The incident has since escalated into a test of naval strength and resolve across Northeast Asia. Beijing’s strong support for Pyongyang is an aspect of China’s drive to dominate the South China Sea, the East China Sea, and the Yellow Sea. To extend its maritime reach, it needs to drive the U.S. Navy out of the area. Beijing claims this is only a “defensive” move, but the fact remains that control of these waters would threaten critical shipping lanes for raw materials and oil, upon which the trade-based economies of Japan, South Korea, Taiwan, the Philippines, and Southeast Asia depend.
A lengthy commentary by an associate professor at the School of Politics and Public Administration at Guangdong Ocean University was posted on the English language site of China’s state-run Xinhua News Agency on July 13. It made the argument for Beijing’s naval expansion:
History shows no country can be a great power without a strong naval force. And no country in modern times has faced greater threats from the sea as China. It is thus logical for it to develop and modernize its marine force.
By misinterpreting the United Nations Convention on the Law of the Sea and basing their actions on the so-called principles of “adjacency, prescription, and security,” some countries have violated its rights over islands, reefs and territorial waters.
By adding the South China Sea to its core interests, China has shown its determination to secure its maritime resources and strategic waters.
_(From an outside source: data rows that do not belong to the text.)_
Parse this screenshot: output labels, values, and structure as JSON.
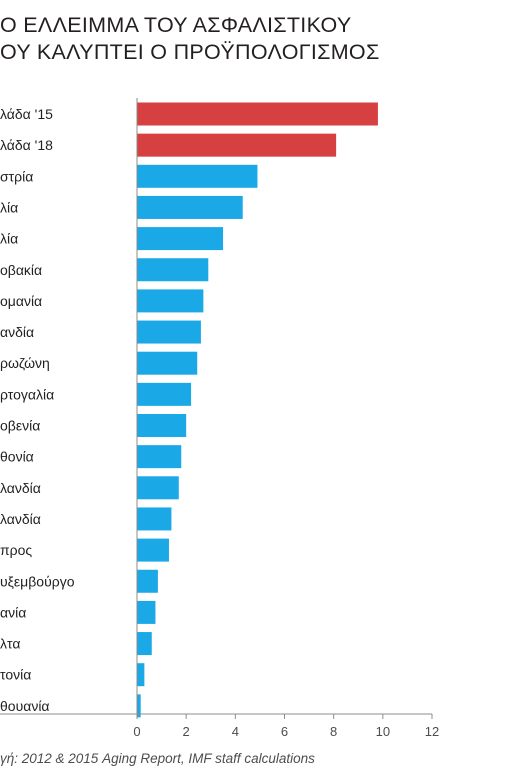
{
  "title_lines": [
    "Ο ΕΛΛΕΙΜΜΑ ΤΟΥ ΑΣΦΑΛΙΣΤΙΚΟΥ",
    "ΟΥ ΚΑΛΥΠΤΕΙ Ο ΠΡΟΫΠΟΛΟΓΙΣΜΟΣ"
  ],
  "source": "γή: 2012 & 2015 Aging Report, IMF staff calculations",
  "colors": {
    "highlight": "#d64040",
    "default": "#1aa9e6",
    "axis": "#8c8c8c",
    "text": "#231f20"
  },
  "chart_data": {
    "type": "bar",
    "orientation": "horizontal",
    "categories": [
      "λάδα '15",
      "λάδα '18",
      "στρία",
      "λία",
      "λία",
      "οβακία",
      "ομανία",
      "ανδία",
      "ρωζώνη",
      "ρτογαλία",
      "οβενία",
      "θονία",
      "λανδία",
      "λανδία",
      "προς",
      "υξεμβούργο",
      "ανία",
      "λτα",
      "τονία",
      "θουανία"
    ],
    "values": [
      9.8,
      8.1,
      4.9,
      4.3,
      3.5,
      2.9,
      2.7,
      2.6,
      2.45,
      2.2,
      2.0,
      1.8,
      1.7,
      1.4,
      1.3,
      0.85,
      0.75,
      0.6,
      0.3,
      0.15
    ],
    "highlighted": [
      true,
      true,
      false,
      false,
      false,
      false,
      false,
      false,
      false,
      false,
      false,
      false,
      false,
      false,
      false,
      false,
      false,
      false,
      false,
      false
    ],
    "xlim": [
      0,
      12
    ],
    "xticks": [
      0,
      2,
      4,
      6,
      8,
      10,
      12
    ],
    "grid": false
  }
}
But it is Beijing that is misinterpreting the Law of the Sea convention (which the U.S. has wisely not ratified) by trying to illegitimately convert the 200 mile Economic Zone (EZ) allocated by the treaty into a claim of sovereignty. Navigation by ships and aircrafts is permitted through the EZ under the traditional principle of the “freedom of the seas.” Chinese naval strategists, however, want to declare all the waters between China and the “first island chain” that runs from Japan through Taiwan, the Philippines, and Indonesia, to Singapore and the Straits of Malacca as “territorial seas” under Beijing’s control. In the April issue of the U.S. Naval Institute’s Proceedings magazine, retired Cmdr. Peter Dutton, a specialist in international law, argued:
The legal conflict reflects a larger clash between China’s objective of increasing its control over its “near seas” and the American geostrategic interest in maintaining the freedom of navigation on which the health and stability of the global maritime commons rely, and which is essential to support American security guarantees in East Asia.”